Promise and Challenge of the LPS Oakland College Launch Program
As part of its Next Generation Learning Challenge blended-learning design, LPS Oakland has started a College Launch program utilizing online / hybrid courses to prepare first-generation students for college success. A year earlier, LPS had experimented with online college courses for a group of advanced students. This early pilot made clear why online courses have not proven effective for low-income freshmen. The challenges were myriad: inadequate typing skills, difficulties with the amount of unsupported expository reading, lack of technical comfort with Moodle as well as with the culture of discussion boards and online chats, discomfort with the impersonal relationship with professors and lack of agency in dealing with them, and problems in time and assignment management, among other things. Only a few students passed their elective course. Second semester all students were enrolled in an Introduction to College course with an assigned tutor. We also added an orientation which included an introduction to Moodle as well as reading and discussing Carol Dweck’s book, “Growth Mindset.” This time half of the students passed. The power of building the course around the concept of growth mindset was captured in one student’s end-of-course reflection,
“In my LPS online college course I learned about having a growth mindset and how it will help you throughout life. Over the New Year, someone burned down our house and I lost everything, including all of my books for school. Focusing on my growth mindset made it possible for me to keep going. I was really excited when I got accepted to San Diego State and Holy Names.”

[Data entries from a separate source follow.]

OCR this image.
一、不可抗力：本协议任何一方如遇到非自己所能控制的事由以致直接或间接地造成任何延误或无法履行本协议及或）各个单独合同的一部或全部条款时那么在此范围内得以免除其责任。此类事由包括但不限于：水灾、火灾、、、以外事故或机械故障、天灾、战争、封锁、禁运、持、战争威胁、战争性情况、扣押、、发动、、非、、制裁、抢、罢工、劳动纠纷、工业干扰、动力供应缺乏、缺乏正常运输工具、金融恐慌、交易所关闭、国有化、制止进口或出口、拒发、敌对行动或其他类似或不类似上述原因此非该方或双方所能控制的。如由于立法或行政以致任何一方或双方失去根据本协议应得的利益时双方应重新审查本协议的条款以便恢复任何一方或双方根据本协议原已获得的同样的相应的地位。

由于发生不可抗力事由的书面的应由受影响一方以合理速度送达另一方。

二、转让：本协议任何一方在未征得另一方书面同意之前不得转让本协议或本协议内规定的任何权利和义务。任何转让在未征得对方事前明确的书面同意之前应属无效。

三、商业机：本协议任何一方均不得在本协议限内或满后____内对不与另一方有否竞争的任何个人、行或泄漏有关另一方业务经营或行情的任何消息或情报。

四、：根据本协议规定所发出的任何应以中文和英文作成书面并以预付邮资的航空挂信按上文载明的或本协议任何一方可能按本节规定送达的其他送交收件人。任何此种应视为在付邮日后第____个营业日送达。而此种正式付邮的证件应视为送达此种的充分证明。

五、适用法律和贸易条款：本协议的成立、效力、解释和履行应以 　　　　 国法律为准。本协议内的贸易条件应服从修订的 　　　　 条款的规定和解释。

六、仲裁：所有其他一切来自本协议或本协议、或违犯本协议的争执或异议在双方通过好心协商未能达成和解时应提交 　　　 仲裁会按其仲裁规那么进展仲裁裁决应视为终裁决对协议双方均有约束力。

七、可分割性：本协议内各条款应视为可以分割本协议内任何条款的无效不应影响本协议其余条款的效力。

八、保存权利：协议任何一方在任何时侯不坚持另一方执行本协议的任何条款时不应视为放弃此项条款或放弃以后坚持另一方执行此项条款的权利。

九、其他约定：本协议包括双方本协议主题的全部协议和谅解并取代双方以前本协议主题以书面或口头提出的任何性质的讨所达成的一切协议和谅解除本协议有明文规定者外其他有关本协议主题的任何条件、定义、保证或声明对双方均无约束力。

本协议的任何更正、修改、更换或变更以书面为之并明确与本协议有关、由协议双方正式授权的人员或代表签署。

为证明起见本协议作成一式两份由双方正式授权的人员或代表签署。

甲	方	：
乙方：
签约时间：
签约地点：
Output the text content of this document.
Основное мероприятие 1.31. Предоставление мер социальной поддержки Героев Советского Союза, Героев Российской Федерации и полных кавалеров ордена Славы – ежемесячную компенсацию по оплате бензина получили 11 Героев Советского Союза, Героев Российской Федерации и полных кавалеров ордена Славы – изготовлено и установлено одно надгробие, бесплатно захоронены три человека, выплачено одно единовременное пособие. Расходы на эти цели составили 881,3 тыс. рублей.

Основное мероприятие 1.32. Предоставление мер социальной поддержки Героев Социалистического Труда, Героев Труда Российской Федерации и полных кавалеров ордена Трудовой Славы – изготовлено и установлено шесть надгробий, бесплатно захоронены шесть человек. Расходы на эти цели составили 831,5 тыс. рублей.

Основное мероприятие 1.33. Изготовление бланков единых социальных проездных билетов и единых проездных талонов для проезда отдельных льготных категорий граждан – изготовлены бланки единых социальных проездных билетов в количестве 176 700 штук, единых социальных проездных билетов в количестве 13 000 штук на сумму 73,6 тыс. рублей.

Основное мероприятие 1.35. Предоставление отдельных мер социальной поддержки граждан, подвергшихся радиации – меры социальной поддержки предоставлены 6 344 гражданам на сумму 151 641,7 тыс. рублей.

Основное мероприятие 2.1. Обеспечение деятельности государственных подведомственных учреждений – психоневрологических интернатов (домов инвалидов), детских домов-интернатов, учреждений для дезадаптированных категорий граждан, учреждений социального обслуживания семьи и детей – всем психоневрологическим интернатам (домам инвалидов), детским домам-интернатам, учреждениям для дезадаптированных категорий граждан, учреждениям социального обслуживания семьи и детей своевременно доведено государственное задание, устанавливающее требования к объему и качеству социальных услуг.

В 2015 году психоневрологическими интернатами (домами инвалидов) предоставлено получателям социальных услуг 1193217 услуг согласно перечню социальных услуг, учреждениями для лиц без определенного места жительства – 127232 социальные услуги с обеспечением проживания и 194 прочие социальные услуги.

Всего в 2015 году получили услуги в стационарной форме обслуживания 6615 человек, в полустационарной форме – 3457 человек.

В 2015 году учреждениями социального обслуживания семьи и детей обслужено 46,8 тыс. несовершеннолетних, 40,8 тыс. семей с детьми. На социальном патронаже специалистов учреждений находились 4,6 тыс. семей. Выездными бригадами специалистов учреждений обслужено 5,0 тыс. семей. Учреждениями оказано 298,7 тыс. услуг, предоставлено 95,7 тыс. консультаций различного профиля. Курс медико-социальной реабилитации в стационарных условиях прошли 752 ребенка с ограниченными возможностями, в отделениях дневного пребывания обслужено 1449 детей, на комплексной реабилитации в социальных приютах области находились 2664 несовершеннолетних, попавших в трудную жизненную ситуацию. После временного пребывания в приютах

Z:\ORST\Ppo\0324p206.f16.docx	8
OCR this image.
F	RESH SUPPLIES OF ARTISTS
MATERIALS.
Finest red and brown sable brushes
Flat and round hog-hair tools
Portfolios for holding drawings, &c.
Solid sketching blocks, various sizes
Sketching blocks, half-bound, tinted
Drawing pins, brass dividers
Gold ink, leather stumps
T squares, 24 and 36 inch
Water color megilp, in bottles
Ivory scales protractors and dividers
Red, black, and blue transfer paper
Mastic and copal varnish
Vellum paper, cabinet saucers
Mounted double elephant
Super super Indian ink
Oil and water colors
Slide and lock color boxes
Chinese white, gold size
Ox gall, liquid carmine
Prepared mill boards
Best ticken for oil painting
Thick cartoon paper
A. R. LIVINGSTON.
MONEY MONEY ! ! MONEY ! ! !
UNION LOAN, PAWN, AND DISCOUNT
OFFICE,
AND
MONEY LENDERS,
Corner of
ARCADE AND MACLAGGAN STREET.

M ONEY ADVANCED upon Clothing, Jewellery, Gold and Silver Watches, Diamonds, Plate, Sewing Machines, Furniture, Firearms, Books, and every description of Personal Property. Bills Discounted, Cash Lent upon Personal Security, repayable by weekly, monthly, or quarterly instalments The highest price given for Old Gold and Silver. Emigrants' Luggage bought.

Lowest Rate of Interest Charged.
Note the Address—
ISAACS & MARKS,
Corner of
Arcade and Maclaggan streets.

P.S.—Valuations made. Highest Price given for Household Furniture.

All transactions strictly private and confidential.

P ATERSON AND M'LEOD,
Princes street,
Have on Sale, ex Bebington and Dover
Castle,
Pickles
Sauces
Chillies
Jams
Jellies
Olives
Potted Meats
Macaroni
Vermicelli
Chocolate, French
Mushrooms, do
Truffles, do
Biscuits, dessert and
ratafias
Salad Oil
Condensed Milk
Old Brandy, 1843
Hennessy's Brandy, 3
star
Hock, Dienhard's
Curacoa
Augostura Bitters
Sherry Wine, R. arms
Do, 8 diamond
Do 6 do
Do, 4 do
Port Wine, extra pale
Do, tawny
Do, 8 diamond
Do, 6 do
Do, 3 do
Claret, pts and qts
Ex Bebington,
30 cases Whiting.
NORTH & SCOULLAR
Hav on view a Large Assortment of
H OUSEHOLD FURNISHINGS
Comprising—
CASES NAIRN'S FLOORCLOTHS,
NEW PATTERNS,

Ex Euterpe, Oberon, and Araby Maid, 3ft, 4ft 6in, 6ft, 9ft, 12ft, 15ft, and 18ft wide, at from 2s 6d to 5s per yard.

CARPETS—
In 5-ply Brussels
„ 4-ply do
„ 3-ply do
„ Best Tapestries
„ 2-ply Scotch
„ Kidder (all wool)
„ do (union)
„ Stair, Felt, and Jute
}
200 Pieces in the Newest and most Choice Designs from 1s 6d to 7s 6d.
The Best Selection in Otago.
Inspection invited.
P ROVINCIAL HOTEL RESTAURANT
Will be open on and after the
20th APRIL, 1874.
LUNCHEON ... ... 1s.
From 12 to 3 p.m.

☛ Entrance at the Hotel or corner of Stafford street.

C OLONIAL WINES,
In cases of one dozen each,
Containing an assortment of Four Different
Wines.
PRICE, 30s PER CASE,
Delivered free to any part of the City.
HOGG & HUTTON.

The official NGLC College Launch pilot began this year at LPS Oakland in partnership with nearby Merritt College. Applying lessons learned, this year students were assigned to a regular teacher during a regular period, along with the Merritt course and professor. The orientation was repeated and, at the recommendation of the sponsoring Dean, the course, Psych 1, was taught as a hybrid. The professor met with the students in person five times during the semester and the rest of the time he and the LPS teacher kept in close contact. Because it was a contract course limited to LPS students, issues of conflicting semester calendars, technology glitches, enrollment hang-ups, etc. could be dealt with through the sponsoring Dean. The LPS teacher helped the students deconstruct the syllabus, set weekly goals and make weekly calendars, learn college-level study skills, and deal with the rigor of college reading and writing. All but three students passed the course and, according to the professor, in general they out-performed the regular Merritt students. Second semester, most student proceeded to a second hybrid contract course in Latin American Film while a subset continued to Psych 10 as concurrent enrollment students in a regular, fully online Merritt Course.
Even with the close working relationship with Merritt and the strong support of the sponsoring Dean, challenges remain. Contract courses provide greater scheduling flexibility and support but they are not sustainable. On the other hand, concurrent enrollment has difficulties when calendars do not align and, given caps and priorities for enrollment, it is hard to plan and to ensure that seats are available in appropriate classes. In either case, in addition to costs for teachers and courses, textbooks are prohibitively expensive and concurrent enrollment courses require payment of regular student fees. We are exploring solutions to these dilemmas with our college partners as we plan the coming year.
What we do know is that online college courses with supportive wrap-around services provide the kind of scaffolded on-ramp to college that can greatly increase students’ chance for success. The college provides the content, rigor and classroom culture our students need to experience but because it is online, we are able to offer the support they need with minimal logistical and scheduling issues. Even many of the challenges we encounter are ones the students need to face before being completely on their own. Enrollment issues due to lack of social security numbers, transient addresses, and undocumented status have historically derailed students as they start. Difficulty scheduling courses and inability to navigate the institution may end up locking them out as early as their first term. Lack of technology access at home or proficiency in its use put them at a significant disadvantage. Not only are they encountering and dealing with these issues while still in the supported high school environment, they are also learning the world of online courses which open multiple pathways to them when they are faced with navigating hurdles on their own. By Fall 2014 we plan on having all seniors take one online course each semester while more advanced students will start as juniors. Our goal is to continue supported online concurrent enrollment courses for those Special Education, English Learner and struggling students during a 5th year of high school – envisioning an extended “College Launch” that will successfully transition the students who so often fail to make it through even their freshman year of college.